College of Electrical Engineering, Sichuan University, Chengdu 610065, China.
The Center of Psychosomatic Medicine, Sichuan Provincial Center for Mental Health, Sichuan Provincial People's Hospital, University of Electronic Science and Technology of China, Chengdu 611731, China; High-Field Magnetic Resonance Brain Imaging Key Laboratory of Sichuan Province, School of Life Science and Technology, University of Electronic Science and Technology of China, Chengdu 610054, China.
Comput Methods Programs Biomed. 2022 Feb;214:106586. doi: 10.1016/j.cmpb.2021.106586. Epub 2021 Dec 14.

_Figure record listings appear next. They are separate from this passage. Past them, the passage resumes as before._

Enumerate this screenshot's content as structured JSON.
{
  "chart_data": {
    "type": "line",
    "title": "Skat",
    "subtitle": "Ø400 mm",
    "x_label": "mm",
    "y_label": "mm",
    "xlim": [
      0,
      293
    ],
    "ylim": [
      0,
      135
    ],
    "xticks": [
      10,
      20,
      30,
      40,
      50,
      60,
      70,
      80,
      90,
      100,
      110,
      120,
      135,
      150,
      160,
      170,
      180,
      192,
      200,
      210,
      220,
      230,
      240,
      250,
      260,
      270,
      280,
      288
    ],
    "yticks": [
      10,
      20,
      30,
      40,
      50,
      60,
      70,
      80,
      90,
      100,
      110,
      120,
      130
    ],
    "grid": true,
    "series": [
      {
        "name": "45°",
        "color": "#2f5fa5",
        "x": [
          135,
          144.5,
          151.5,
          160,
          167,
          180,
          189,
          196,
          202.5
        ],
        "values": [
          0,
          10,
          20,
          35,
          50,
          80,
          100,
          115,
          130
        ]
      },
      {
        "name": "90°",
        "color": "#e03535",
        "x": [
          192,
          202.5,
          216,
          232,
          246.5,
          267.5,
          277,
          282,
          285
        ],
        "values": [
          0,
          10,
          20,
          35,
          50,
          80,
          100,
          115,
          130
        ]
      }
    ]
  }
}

Most studies used neural activities evoked by linguistic stimuli such as phrases or sentences to decode the language structure. However, compared to linguistic stimuli, it is more common for the human brain to perceive the outside world through non-linguistic stimuli such as natural images, so only relying on linguistic stimuli cannot fully understand the information perceived by the human brain. To address this, an end-to-end mapping model between visual neural activities evoked by non-linguistic stimuli and visual contents is demanded.
Inspired by the success of the Transformer network in neural machine translation and the convolutional neural network (CNN) in computer vision, here a CNN-Transformer hybrid language decoding model is constructed in an end-to-end fashion to decode functional magnetic resonance imaging (fMRI) signals evoked by natural images into descriptive texts about the visual stimuli. Specifically, this model first encodes a semantic sequence extracted by a two-layer 1D CNN from the multi-time visual neural activity into a multi-level abstract representation, then decodes this representation, step by step, into an English sentence.
Experimental results show that the decoded texts are semantically consistent with the corresponding ground truth annotations. Additionally, by varying the encoding and decoding layers and modifying the original positional encoding of the Transformer, we found that a specific architecture of the Transformer is required in this work.
The study results indicate that the proposed model can decode the visual neural activities evoked by natural images into descriptive text about the visual stimuli in the form of sentences. Hence, it may be considered as a potential computer-aided tool for neuroscientists to understand the neural mechanism of visual information processing in the human brain in the future.
大多数研究使用语言刺激(如短语或句子)引起的神经活动来解码语言结构。然而,与语言刺激相比,人类大脑通过自然图像等非语言刺激感知外部世界更为常见,因此仅依靠语言刺激无法完全理解大脑感知到的信息。为了解决这个问题,需要建立一个从非语言刺激引起的视觉神经活动到视觉内容的端到端映射模型。
受 Transformer 网络在神经机器翻译和卷积神经网络(CNN)在计算机视觉中的成功启发,本文以端到端的方式构建了一个 CNN-Transformer 混合语言解码模型,将自然图像引起的功能磁共振成像(fMRI)信号解码为描述视觉刺激的文本。具体来说,该模型首先使用两层 1D CNN 从多时间视觉神经活动中提取语义序列,并将其编码为多层次的抽象表示,然后逐步将该表示解码为英语句子。
实验结果表明,解码后的文本在语义上与相应的真实标注一致。此外,通过改变编码和解码层并修改 Transformer 的原始位置编码,我们发现该工作中需要特定的 Transformer 架构。
研究结果表明,所提出的模型可以将自然图像引起的视觉神经活动解码为描述视觉刺激的句子形式的文本。因此,它可以被视为未来神经科学家理解人类大脑中视觉信息处理神经机制的一种潜在的计算机辅助工具。